Wenige Wochen später war ein Fest in Straßburg: Ein Brief des Kaisers, der sich gerade in Speyer aufhielt, gewährte allen Bürgern der Stadt Straßburg Straffreiheit für den Mord an den Juden. Er wurde auf allen Plätzen der Stadt vorgelesen und die Menschen jubelten und schrien: »Jetzt ist es gewonnen, jetzt kann uns nichts mehr geschehen!« Ihre Stimmen waren grell, ihre Gesichter verzerrt.

Nachrichten kamen aus dem ganzen Reich – überall hatten die Bürger in den Städten ihre jüdischen Mitbürger, mit denen sie meist Jahrhunderte friedlich zusammengelebt hatten, ermordet. Hunderte jüdische Gemeinden waren ausgerottet worden, so wurde triumphierend berichtet.

Man stieß in den Wirtshäusern darauf an.

Nur in Mainz, so hörte man, hatte der Bischof die Juden schützen wollen, aber der Pöbel, aufgestachelt von Adeligen, Schuldnern der Juden, hatte den Palast des Bischofs gestürmt und die Juden erstochen, verbrannt, im Rhein ertränkt.
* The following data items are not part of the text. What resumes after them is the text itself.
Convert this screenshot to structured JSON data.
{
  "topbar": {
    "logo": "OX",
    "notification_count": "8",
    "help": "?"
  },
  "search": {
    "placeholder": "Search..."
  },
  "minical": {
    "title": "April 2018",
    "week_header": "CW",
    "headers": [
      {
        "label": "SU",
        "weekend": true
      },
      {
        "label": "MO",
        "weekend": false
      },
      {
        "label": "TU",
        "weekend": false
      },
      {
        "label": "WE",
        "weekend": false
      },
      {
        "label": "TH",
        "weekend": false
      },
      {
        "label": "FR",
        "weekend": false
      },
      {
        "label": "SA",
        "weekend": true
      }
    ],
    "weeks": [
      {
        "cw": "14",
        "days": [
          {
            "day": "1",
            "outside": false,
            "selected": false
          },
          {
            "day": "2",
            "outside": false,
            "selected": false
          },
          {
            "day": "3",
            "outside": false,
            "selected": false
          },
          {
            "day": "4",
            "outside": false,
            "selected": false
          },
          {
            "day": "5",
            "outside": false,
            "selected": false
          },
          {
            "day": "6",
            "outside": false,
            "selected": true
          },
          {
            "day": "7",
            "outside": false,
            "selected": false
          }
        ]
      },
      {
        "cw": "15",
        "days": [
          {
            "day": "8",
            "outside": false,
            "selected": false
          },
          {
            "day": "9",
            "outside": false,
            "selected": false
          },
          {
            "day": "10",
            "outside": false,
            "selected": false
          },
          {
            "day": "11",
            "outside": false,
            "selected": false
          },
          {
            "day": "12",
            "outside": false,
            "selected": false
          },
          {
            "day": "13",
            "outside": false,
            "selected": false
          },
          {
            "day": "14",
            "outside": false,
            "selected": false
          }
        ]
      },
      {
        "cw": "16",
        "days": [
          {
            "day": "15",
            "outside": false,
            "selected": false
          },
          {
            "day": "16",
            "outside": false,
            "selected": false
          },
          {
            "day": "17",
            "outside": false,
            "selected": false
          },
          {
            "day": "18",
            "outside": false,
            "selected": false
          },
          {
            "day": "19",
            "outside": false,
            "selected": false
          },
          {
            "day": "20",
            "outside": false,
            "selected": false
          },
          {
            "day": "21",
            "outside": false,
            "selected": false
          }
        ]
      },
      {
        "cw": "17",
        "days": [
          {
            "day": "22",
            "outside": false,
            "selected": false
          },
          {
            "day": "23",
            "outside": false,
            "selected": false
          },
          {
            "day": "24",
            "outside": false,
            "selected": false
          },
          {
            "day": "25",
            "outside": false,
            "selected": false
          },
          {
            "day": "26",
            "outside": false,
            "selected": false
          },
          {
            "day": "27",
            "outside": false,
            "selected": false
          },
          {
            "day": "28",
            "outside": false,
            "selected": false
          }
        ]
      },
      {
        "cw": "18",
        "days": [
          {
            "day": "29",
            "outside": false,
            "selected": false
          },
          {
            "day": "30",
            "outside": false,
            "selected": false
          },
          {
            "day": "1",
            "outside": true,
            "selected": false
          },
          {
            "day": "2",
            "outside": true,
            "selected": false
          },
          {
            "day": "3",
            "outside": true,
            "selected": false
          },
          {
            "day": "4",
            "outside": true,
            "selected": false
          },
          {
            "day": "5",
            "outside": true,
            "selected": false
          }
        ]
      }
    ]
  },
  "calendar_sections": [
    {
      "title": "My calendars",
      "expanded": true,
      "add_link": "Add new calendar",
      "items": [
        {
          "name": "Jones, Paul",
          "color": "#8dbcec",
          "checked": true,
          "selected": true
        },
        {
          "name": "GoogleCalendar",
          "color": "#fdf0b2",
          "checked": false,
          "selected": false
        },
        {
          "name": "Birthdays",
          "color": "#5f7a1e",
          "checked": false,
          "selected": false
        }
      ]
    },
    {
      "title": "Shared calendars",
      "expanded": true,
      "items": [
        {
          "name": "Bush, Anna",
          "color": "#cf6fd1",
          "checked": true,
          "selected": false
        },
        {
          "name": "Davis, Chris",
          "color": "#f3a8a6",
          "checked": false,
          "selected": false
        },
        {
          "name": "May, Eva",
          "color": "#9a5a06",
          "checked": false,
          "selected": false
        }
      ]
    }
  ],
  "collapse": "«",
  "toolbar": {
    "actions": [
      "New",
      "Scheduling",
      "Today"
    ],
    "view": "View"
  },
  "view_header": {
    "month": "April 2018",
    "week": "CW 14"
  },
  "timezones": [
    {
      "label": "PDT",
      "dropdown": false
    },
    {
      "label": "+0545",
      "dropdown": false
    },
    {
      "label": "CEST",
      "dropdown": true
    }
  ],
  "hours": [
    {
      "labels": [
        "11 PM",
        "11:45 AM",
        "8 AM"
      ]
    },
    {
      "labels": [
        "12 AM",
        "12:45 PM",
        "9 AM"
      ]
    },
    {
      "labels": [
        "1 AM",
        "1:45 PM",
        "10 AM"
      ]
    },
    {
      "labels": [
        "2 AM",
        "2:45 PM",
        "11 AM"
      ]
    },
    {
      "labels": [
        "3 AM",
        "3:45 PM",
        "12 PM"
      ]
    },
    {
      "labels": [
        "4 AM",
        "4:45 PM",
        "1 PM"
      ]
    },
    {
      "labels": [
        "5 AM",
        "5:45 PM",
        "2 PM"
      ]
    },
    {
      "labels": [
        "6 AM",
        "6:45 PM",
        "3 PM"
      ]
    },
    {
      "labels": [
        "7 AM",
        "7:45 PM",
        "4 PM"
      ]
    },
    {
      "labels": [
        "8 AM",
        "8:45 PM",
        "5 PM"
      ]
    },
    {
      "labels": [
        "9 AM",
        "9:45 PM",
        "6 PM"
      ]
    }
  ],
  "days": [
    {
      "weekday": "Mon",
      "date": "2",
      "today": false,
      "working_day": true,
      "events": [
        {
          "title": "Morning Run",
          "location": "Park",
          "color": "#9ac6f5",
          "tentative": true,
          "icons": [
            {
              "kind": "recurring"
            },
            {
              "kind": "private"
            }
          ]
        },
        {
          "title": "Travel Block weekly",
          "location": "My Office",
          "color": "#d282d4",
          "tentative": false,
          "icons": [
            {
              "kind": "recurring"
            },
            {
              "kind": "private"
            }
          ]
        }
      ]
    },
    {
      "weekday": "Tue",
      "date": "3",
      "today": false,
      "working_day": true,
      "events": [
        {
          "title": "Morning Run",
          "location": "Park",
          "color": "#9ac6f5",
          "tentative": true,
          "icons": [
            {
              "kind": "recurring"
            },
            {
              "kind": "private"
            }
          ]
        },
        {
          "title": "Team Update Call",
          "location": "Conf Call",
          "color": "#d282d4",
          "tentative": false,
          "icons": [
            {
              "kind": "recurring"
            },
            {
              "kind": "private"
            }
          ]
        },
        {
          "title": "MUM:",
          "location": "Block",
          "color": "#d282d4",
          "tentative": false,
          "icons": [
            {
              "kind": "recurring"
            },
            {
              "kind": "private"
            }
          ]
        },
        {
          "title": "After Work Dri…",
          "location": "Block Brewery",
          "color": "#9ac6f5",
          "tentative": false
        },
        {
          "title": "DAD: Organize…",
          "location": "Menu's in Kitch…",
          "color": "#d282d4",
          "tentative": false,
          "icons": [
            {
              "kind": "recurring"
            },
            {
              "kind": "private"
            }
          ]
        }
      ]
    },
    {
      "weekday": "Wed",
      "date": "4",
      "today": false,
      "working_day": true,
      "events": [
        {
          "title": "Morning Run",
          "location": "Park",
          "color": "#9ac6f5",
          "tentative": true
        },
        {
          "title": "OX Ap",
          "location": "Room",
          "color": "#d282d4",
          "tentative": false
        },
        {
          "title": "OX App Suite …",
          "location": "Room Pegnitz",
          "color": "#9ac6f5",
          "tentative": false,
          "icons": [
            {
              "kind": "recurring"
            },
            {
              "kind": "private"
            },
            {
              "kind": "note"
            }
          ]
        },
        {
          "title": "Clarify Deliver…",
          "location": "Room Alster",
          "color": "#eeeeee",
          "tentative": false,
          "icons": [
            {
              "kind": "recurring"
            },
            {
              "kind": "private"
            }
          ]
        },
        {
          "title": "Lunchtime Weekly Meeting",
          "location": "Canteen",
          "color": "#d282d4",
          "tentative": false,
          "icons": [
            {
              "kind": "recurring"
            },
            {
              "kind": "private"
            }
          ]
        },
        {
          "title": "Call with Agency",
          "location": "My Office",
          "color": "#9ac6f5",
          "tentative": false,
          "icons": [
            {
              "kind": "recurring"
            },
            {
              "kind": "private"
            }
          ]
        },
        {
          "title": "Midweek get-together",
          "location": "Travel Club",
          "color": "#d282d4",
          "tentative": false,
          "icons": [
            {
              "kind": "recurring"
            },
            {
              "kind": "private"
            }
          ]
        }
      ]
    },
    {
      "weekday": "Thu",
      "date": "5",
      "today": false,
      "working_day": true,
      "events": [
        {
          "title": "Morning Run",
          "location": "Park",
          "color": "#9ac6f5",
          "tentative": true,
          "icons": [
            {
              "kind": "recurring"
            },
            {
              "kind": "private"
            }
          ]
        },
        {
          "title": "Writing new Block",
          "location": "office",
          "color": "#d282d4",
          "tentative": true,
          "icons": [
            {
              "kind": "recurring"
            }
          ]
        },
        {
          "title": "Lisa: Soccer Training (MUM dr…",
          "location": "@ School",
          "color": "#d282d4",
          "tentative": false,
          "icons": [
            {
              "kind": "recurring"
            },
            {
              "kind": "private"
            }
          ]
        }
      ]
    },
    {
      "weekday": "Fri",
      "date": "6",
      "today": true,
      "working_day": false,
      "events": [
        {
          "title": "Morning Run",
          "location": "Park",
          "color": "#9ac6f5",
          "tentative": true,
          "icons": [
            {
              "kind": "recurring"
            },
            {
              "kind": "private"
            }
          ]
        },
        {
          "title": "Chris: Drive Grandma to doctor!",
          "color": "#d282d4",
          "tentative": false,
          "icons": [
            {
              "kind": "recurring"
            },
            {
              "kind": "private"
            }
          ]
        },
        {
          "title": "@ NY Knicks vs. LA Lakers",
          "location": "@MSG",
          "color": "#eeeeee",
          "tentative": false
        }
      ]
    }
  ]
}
Die Männer an den Biertischen und die Leute auf der Straße johlten und klatschten Beifall, wenn solche Dinge von Fahrenden in Liedern besungen wurden.
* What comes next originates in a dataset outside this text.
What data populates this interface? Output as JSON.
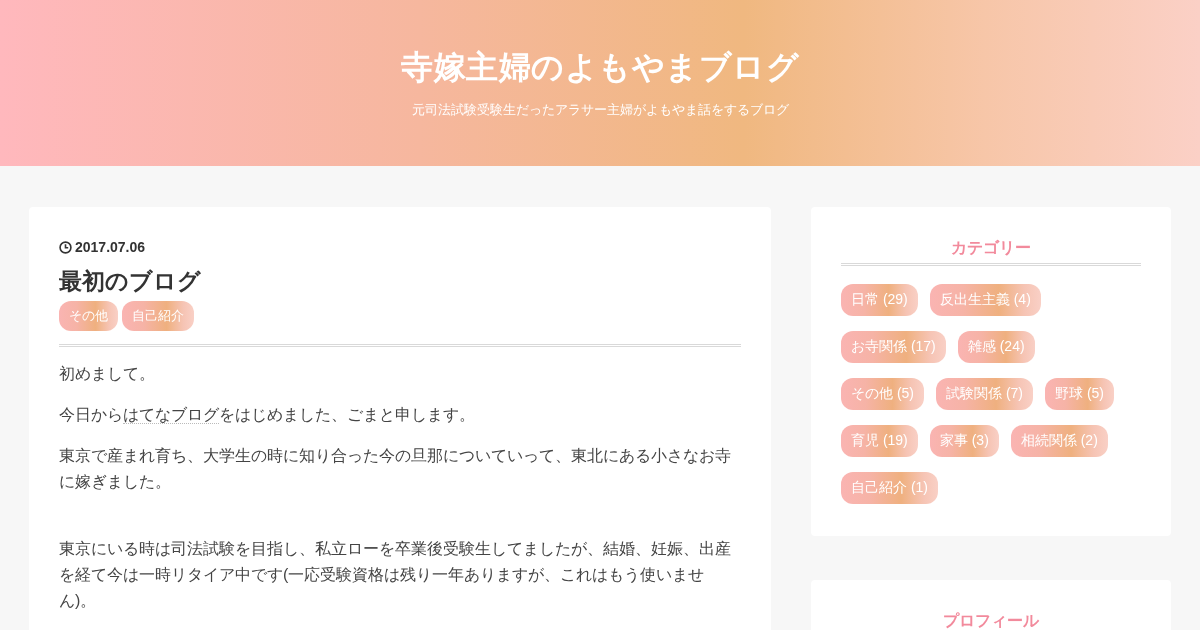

In Regensburg freilich waren die Leute verblendet: Der Rat und der Bischof hatten beschlossen die Juden zu schützen. Ähnlich war es wohl in Prag, wo die Juden auch geschützt wurden.

Die armen dummen Menschen, hörte man in Straßburg.

Christoph und Philo zogen wieder in die alte Behausung an der Ill mit der schiefen Holzgalerie. Das Judenviertel war abgesperrt worden.

Sie erfuhren, dass in einigen der ärmsten Häuser noch die wenigen Juden hausten, die sich hatten taufen lassen. Versteckt hatten sich dort auch einige Frauen und Mädchen, die vergewaltigt worden waren.

»Das heißt, dass man sie erst missbraucht, dann getauft und jetzt ausgestoßen hat«, sagte Philo grimmig.

Aber die wenigen Juden, die vom Feuer verschont geblieben waren, konnte man nicht ansprechen, scheu drückten sie sich in der Judengasse an die Seite. Es war sinnlos, sie nach Esther oder Nachum zu befragen.

Christoph hatte lange gewartet, bis er eines der unglücklichen Geschöpfe traf, Tochter, Braut oder junge Mutter – sie hatte Kopf und Gesicht mit einem langen schwarzen Tuch verhüllt. Er sah einen winzigen Augenblick verschwollene und verängstigte Augen. Es war ein junges Mädchen, das Esther mit Sicherheit gekannt hatte. Aber das Mädchen blieb stumm.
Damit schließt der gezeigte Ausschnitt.